Tan Binliang

Personal information
- Date of birth: 4 November 1989 (age 35)
- Place of birth: Shenzhen, Guangdong, China
- Height: 1.74 m (5 ft 9 in)
- Position(s): Midfielder

Youth career
- Shenzhen FC

Senior career*
- Years: Team / Apps / (Gls)
- –2013: Guangdong Sunray Cave
- 2013: Jönköpings Södra / 0 / (0)
- 2013–2020: Shenzhen FC / 41 / (2)
- 2018: → Nantong Zhiyun (loan) / 19 / (5)
- 2020: → Nanjing City (loan) / 5 / (0)
- 2021: Nanjing City / 7 / (0)
- 2021: → Shanxi Longjin (loan) / 6 / (0)
- 2022: Jiangxi Beidamen / 16 / (0)
- 2023: Shenzhen Juniors / 0 / (0)

= Tan Binliang =

Chinese footballer

Tan Binliang (谭宾凉; born 4 November 1989) is a Chinese footballer who plays as a midfielder.

==Career==

Before the 2013 season, Tan signed for Jönköpings Södra in Sweden after playing for Chinese second division side Guangdong Sunray Cave, becoming the first Chinese player to play in Sweden, where he suffered an injury and from loneliness.

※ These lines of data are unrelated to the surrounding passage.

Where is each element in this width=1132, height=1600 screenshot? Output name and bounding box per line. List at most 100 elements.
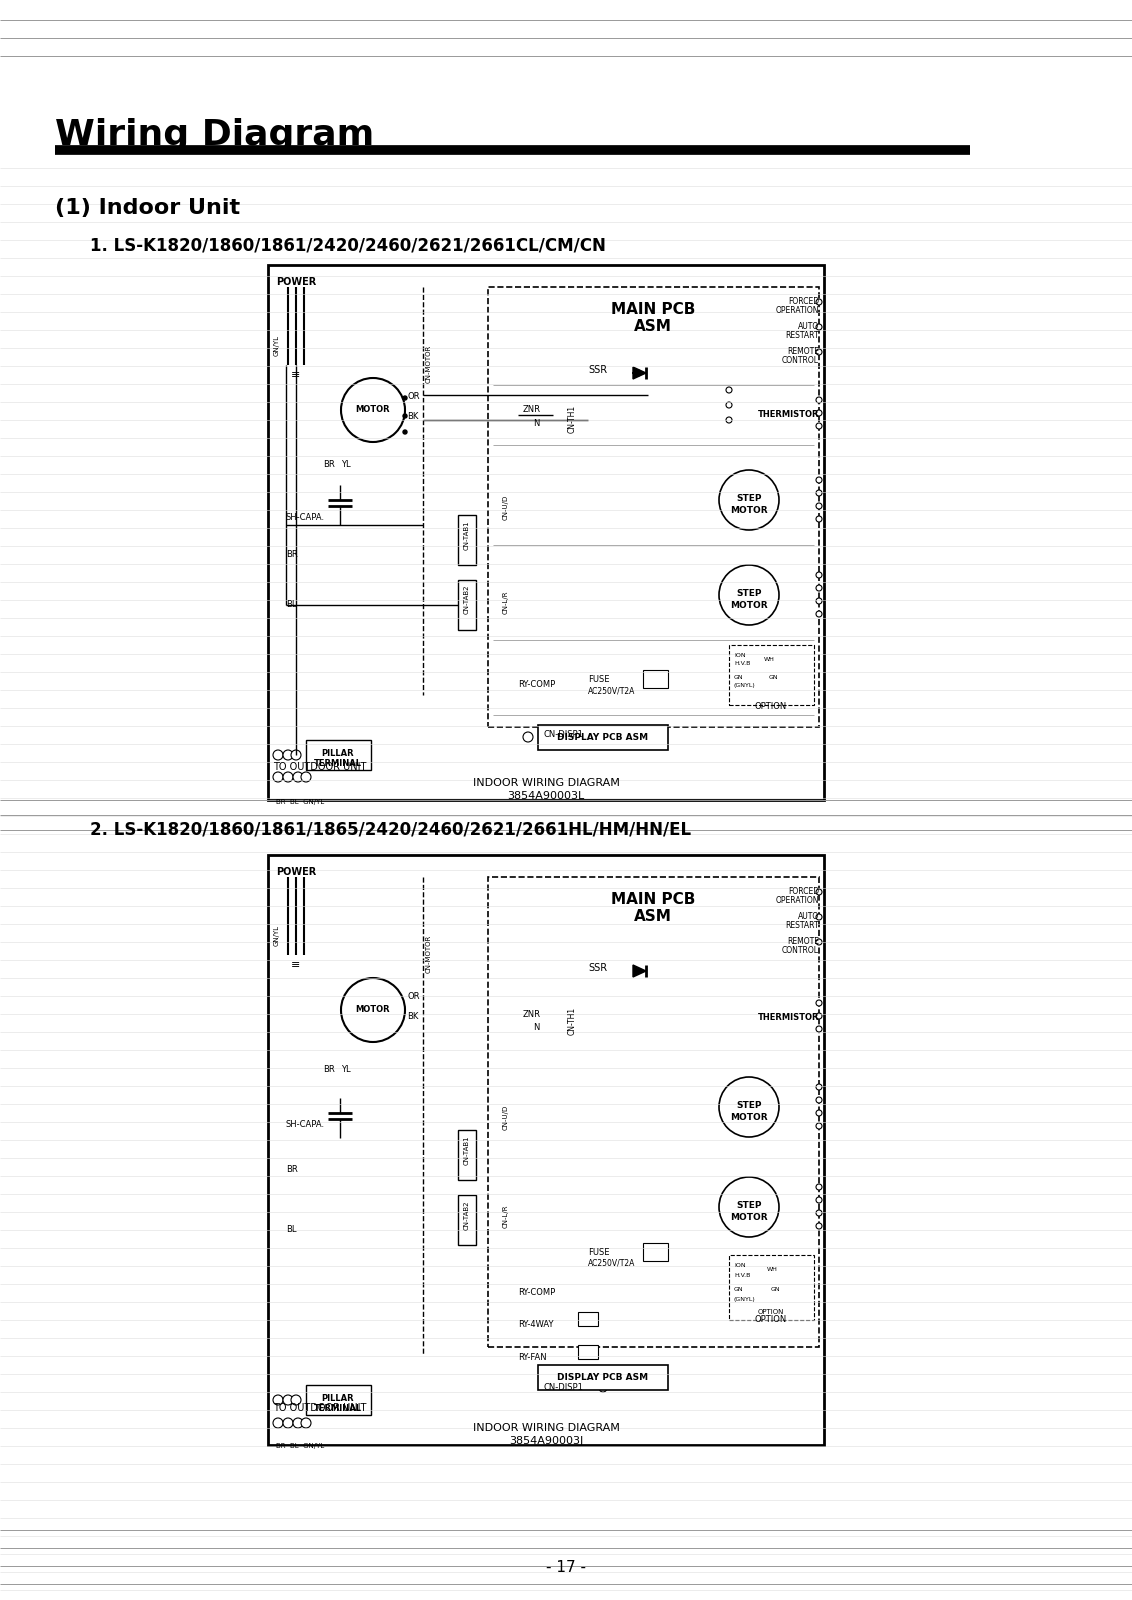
Text: GN: GN [769,675,779,680]
Text: AUTO: AUTO [798,912,818,922]
Circle shape [291,1395,301,1405]
Circle shape [816,1210,822,1216]
Circle shape [719,1077,779,1138]
Text: RY-FAN: RY-FAN [518,1354,547,1362]
Text: OPTION: OPTION [757,1309,784,1315]
Text: FUSE: FUSE [588,1248,609,1258]
Circle shape [283,750,293,760]
Text: (GNYL): (GNYL) [734,1298,756,1302]
Text: TO OUTDOOR UNIT: TO OUTDOOR UNIT [273,1403,367,1413]
Text: BK: BK [408,1013,419,1021]
Circle shape [293,773,303,782]
Text: MOTOR: MOTOR [355,1005,391,1014]
Text: WH: WH [767,1267,778,1272]
Bar [458,579,475,630]
Circle shape [816,914,822,920]
Text: BR  BL  GN/YL: BR BL GN/YL [276,1443,324,1450]
Text: GN: GN [771,1286,781,1293]
Text: TO OUTDOOR UNIT: TO OUTDOOR UNIT [273,762,367,773]
Text: CN-TAB2: CN-TAB2 [464,1200,470,1229]
Text: TERMINAL: TERMINAL [314,758,362,768]
Text: AUTO: AUTO [798,322,818,331]
Text: POWER: POWER [276,867,316,877]
Text: MOTOR: MOTOR [730,1114,767,1122]
Circle shape [403,414,408,418]
Circle shape [726,402,732,408]
Circle shape [816,349,822,355]
Text: REMOTE: REMOTE [787,938,818,946]
Polygon shape [633,366,646,379]
Circle shape [719,470,779,530]
Text: DISPLAY PCB ASM: DISPLAY PCB ASM [557,733,649,742]
Text: OPTION: OPTION [755,702,787,710]
Text: CN-TH1: CN-TH1 [568,1006,577,1035]
Text: CN-TH1: CN-TH1 [568,405,577,434]
Text: CN-U/D: CN-U/D [503,494,509,520]
Text: SSR: SSR [588,963,607,973]
Circle shape [816,490,822,496]
Text: OR: OR [408,992,420,1002]
Text: CN-TAB1: CN-TAB1 [464,520,470,550]
Text: ≡: ≡ [291,960,301,970]
Circle shape [403,430,408,434]
Text: (GNYL): (GNYL) [734,683,756,688]
Circle shape [816,939,822,946]
Text: CN-U/D: CN-U/D [503,1106,509,1130]
Text: STEP: STEP [736,494,762,502]
Text: CN-MOTOR: CN-MOTOR [426,346,432,384]
Circle shape [726,418,732,422]
Text: OPERATION: OPERATION [775,896,818,906]
Text: (1) Indoor Unit: (1) Indoor Unit [55,198,240,218]
Text: 2. LS-K1820/1860/1861/1865/2420/2460/2621/2661HL/HM/HN/EL: 2. LS-K1820/1860/1861/1865/2420/2460/262… [91,819,692,838]
Text: ≡: ≡ [291,370,301,379]
Text: CN-DISP1: CN-DISP1 [543,1382,583,1392]
Circle shape [273,1418,283,1427]
Circle shape [523,733,533,742]
Text: H.V.B: H.V.B [734,1274,751,1278]
Text: BR: BR [323,1066,335,1074]
Circle shape [816,586,822,590]
Circle shape [816,611,822,618]
Text: - 17 -: - 17 - [546,1560,586,1574]
Text: GN/YL: GN/YL [274,925,280,946]
Text: ZNR: ZNR [523,405,541,414]
Bar [268,854,824,1445]
Circle shape [816,1000,822,1006]
Text: CN-L/R: CN-L/R [503,1205,509,1229]
Text: Wiring Diagram: Wiring Diagram [55,118,375,152]
Text: AC250V/T2A: AC250V/T2A [588,1258,635,1267]
Circle shape [816,573,822,578]
Text: 1. LS-K1820/1860/1861/2420/2460/2621/2661CL/CM/CN: 1. LS-K1820/1860/1861/2420/2460/2621/266… [91,237,606,254]
Text: FORCED: FORCED [788,298,818,306]
Text: CN-MOTOR: CN-MOTOR [426,934,432,973]
Bar [538,725,668,750]
Text: MAIN PCB
ASM: MAIN PCB ASM [611,302,695,334]
Bar [729,645,814,706]
Text: OPERATION: OPERATION [775,306,818,315]
Text: SH-CAPA.: SH-CAPA. [286,514,325,522]
Circle shape [719,1178,779,1237]
Text: FUSE: FUSE [588,675,609,685]
Circle shape [283,773,293,782]
Circle shape [816,502,822,509]
Text: GN/YL: GN/YL [274,334,280,355]
Text: CN-TAB1: CN-TAB1 [464,1134,470,1165]
Text: ION: ION [734,1262,746,1267]
Circle shape [291,750,301,760]
Circle shape [283,1395,293,1405]
Text: CN-L/R: CN-L/R [503,590,509,613]
Circle shape [816,598,822,603]
Circle shape [816,1184,822,1190]
Text: OR: OR [408,392,420,402]
Text: INDOOR WIRING DIAGRAM: INDOOR WIRING DIAGRAM [472,1422,619,1434]
Text: THERMISTOR: THERMISTOR [757,410,818,419]
Text: BL: BL [286,1226,297,1234]
Circle shape [816,299,822,306]
Bar [538,1365,668,1390]
Circle shape [341,978,405,1042]
Text: BR: BR [286,550,298,558]
Text: AC250V/T2A: AC250V/T2A [588,686,635,694]
Circle shape [599,1384,607,1392]
Circle shape [816,515,822,522]
Text: MOTOR: MOTOR [730,506,767,515]
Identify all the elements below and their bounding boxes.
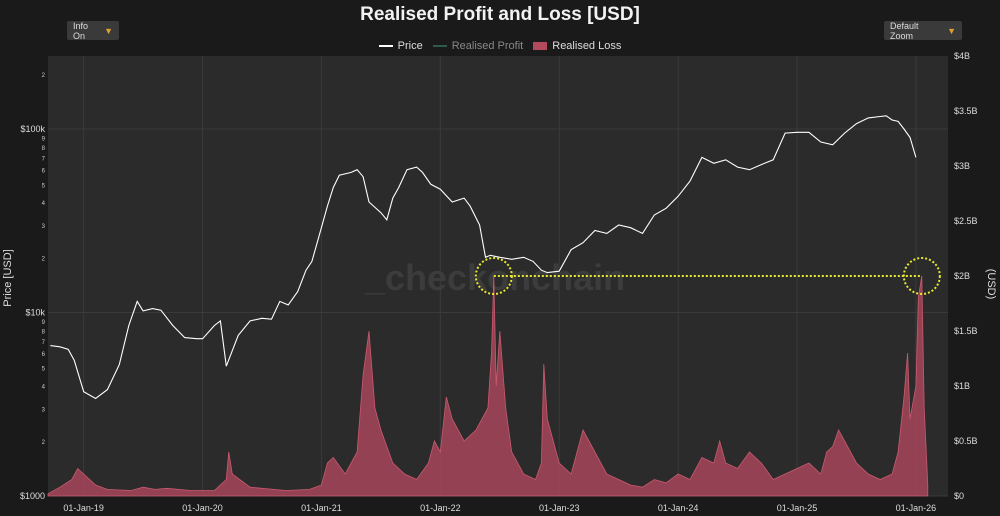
realised-loss-series <box>47 275 929 497</box>
y-left-tick-label: 7 <box>42 340 46 346</box>
y-right-tick-label: $2B <box>954 271 970 281</box>
zoom-label: Default Zoom <box>890 20 919 41</box>
legend-label-realised-loss: Realised Loss <box>552 40 622 52</box>
watermark: _checkonchain <box>364 257 625 298</box>
info-toggle-dropdown[interactable]: Info On ▼ <box>67 20 119 41</box>
y-left-tick-label: 9 <box>42 136 46 142</box>
y-left-tick-label: 5 <box>42 367 46 373</box>
y-left-tick-label: 6 <box>42 352 46 358</box>
dropdown-arrow-icon: ▼ <box>947 25 956 36</box>
y-left-tick-label: $10k <box>25 308 45 318</box>
y-left-tick-label: 2 <box>42 256 46 262</box>
legend-item-price[interactable]: Price <box>378 40 423 52</box>
y-right-tick-label: $0.5B <box>954 436 978 446</box>
legend-item-realised-profit[interactable]: Realised Profit <box>432 40 524 52</box>
y-left-tick-label: 8 <box>42 146 46 152</box>
y-left-tick-label: 9 <box>42 320 46 326</box>
y-right-tick-label: $4B <box>954 51 970 61</box>
y-axis-right: $0 $0.5B $1B $1.5B $2B $2.5B $3B $3.5B $4B <box>954 51 978 501</box>
y-axis-right-label: Realised Value (USD) <box>985 247 1000 321</box>
y-axis-left-label: Price [USD] <box>2 249 14 307</box>
realised-loss-area <box>47 275 929 497</box>
y-left-tick-label: $100k <box>20 124 45 134</box>
y-left-tick-label: 4 <box>42 385 46 391</box>
y-right-tick-label: $0 <box>954 491 964 501</box>
legend-swatch-realised-loss <box>533 42 548 50</box>
annotation-circle-left <box>474 257 513 295</box>
y-right-tick-label: $3.5B <box>954 106 978 116</box>
y-left-tick-label: 2 <box>42 73 46 79</box>
y-left-tick-label: 5 <box>42 183 46 189</box>
y-right-tick-label: $1B <box>954 381 970 391</box>
x-tick-label: 01-Jan-26 <box>896 503 937 513</box>
y-left-tick-label: 3 <box>42 224 46 230</box>
legend: Price Realised Profit Realised Loss <box>0 40 1000 52</box>
chart-title: Realised Profit and Loss [USD] <box>360 4 640 25</box>
price-line <box>50 115 917 400</box>
y-left-tick-label: 3 <box>42 407 46 413</box>
x-tick-label: 01-Jan-20 <box>182 503 223 513</box>
legend-item-realised-loss[interactable]: Realised Loss <box>533 40 621 52</box>
zoom-dropdown[interactable]: Default Zoom ▼ <box>884 20 962 41</box>
y-left-tick-label: 6 <box>42 169 46 175</box>
y-right-tick-label: $1.5B <box>954 326 978 336</box>
y-right-tick-label: $3B <box>954 161 970 171</box>
dropdown-arrow-icon: ▼ <box>104 25 113 36</box>
annotation-layer <box>474 257 941 295</box>
y-left-tick-label: 2 <box>42 440 46 446</box>
y-left-tick-label: 4 <box>42 201 46 207</box>
y-left-tick-label: 7 <box>42 156 46 162</box>
legend-label-realised-profit: Realised Profit <box>451 40 524 52</box>
x-tick-label: 01-Jan-21 <box>301 503 342 513</box>
y-axis-left: $1000 2 3 4 5 6 7 8 9 $10k 2 3 4 5 6 7 8 9 $100k 2 <box>20 73 46 501</box>
y-right-tick-label: $2.5B <box>954 216 978 226</box>
legend-swatch-realised-profit <box>432 45 447 47</box>
price-series <box>50 115 917 400</box>
info-toggle-label: Info On <box>73 20 89 41</box>
x-tick-label: 01-Jan-19 <box>63 503 104 513</box>
legend-label-price: Price <box>397 40 423 52</box>
x-tick-label: 01-Jan-24 <box>658 503 699 513</box>
x-tick-label: 01-Jan-23 <box>539 503 580 513</box>
legend-swatch-price <box>378 45 393 47</box>
x-axis: 01-Jan-19 01-Jan-20 01-Jan-21 01-Jan-22 01-J… <box>63 503 936 513</box>
x-tick-label: 01-Jan-25 <box>777 503 818 513</box>
annotation-circle-right <box>902 257 941 295</box>
x-tick-label: 01-Jan-22 <box>420 503 461 513</box>
y-left-tick-label: $1000 <box>20 491 45 501</box>
y-left-tick-label: 8 <box>42 329 46 335</box>
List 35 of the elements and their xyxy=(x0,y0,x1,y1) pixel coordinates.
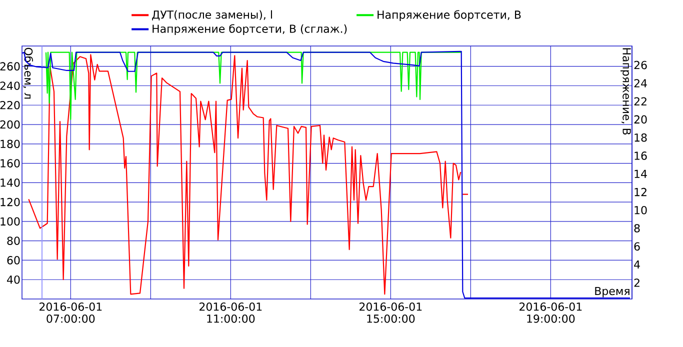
y-tick-label: 120 xyxy=(0,198,20,206)
y2-tick-label: 2 xyxy=(634,278,640,287)
y-tick-label: 220 xyxy=(0,100,20,110)
legend-label: Напряжение бортсети, В (сглаж.) xyxy=(152,24,347,36)
y2-axis-title: Напряжение, В xyxy=(620,48,631,135)
y-tick-label: 40 xyxy=(7,275,20,284)
y2-tick-label: 14 xyxy=(634,170,647,178)
y2-tick-label: 12 xyxy=(634,188,646,196)
y-tick-label: 60 xyxy=(7,256,20,264)
y-tick-label: 180 xyxy=(0,140,20,148)
y-tick-label: 140 xyxy=(0,178,20,187)
y2-tick-label: 4 xyxy=(634,260,640,269)
y-tick-label: 100 xyxy=(0,217,20,226)
legend-label: Напряжение бортсети, В xyxy=(378,10,521,21)
x-tick-label: 2016-06-01 11:00:00 xyxy=(200,302,262,323)
y-tick-label: 260 xyxy=(0,62,20,71)
y-tick-label: 240 xyxy=(0,82,20,90)
x-axis-title: Время xyxy=(595,286,630,298)
x-tick-label: 2016-06-01 19:00:00 xyxy=(520,302,582,323)
x-tick-label: 2016-06-01 15:00:00 xyxy=(360,302,422,323)
legend-label: ДУТ(после замены), l xyxy=(152,10,272,20)
y-tick-label: 200 xyxy=(0,120,20,129)
x-tick-label: 2016-06-01 07:00:00 xyxy=(40,302,102,323)
y2-tick-label: 6 xyxy=(634,242,640,251)
y2-tick-label: 24 xyxy=(634,79,647,88)
y2-tick-label: 26 xyxy=(634,60,647,70)
y-tick-label: 160 xyxy=(0,159,20,168)
y2-tick-label: 16 xyxy=(634,152,647,160)
y2-tick-label: 20 xyxy=(634,115,647,124)
y2-tick-label: 8 xyxy=(634,224,640,232)
y-tick-label: 80 xyxy=(7,236,20,245)
y2-tick-label: 22 xyxy=(634,97,646,106)
y-axis-title: Объем, л xyxy=(23,48,34,99)
y2-tick-label: 10 xyxy=(634,206,647,214)
y2-tick-label: 18 xyxy=(634,133,647,142)
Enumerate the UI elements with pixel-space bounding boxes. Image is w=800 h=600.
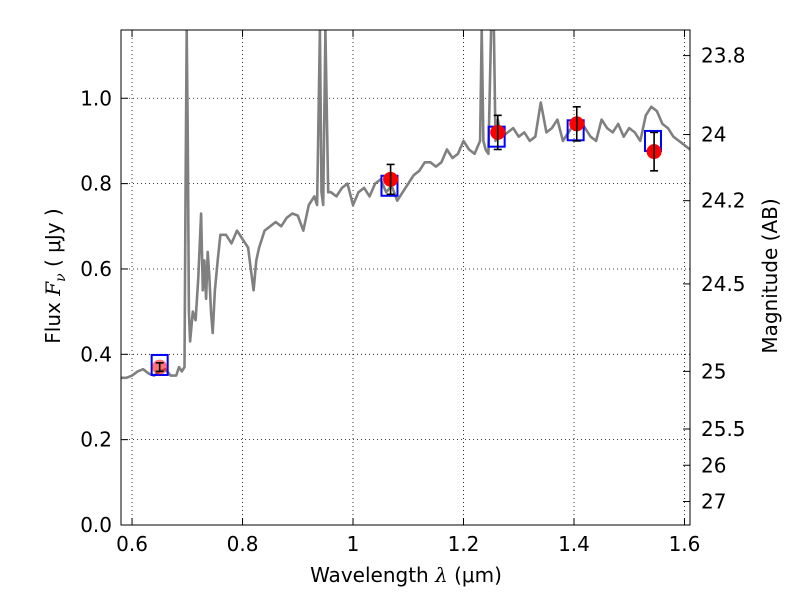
plot-area — [121, 30, 690, 380]
x-tick-label: 1.4 — [558, 532, 590, 556]
x-tick-label: 1.2 — [448, 532, 480, 556]
x-tick-label: 0.6 — [116, 532, 148, 556]
y-tick-label: 0.8 — [80, 172, 112, 196]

In 2013, Tan signed for Chinese second division club Shenzhen FC, where he made over 27 league appearances and scored over 0 goals.

Before the 2018 season, Tan was sent on loan to Nantong Zhiyun in the Chinese third division, where he suffered a broken leg.

Before the 2021 season, he signed for Chinese second division team Nanjing City.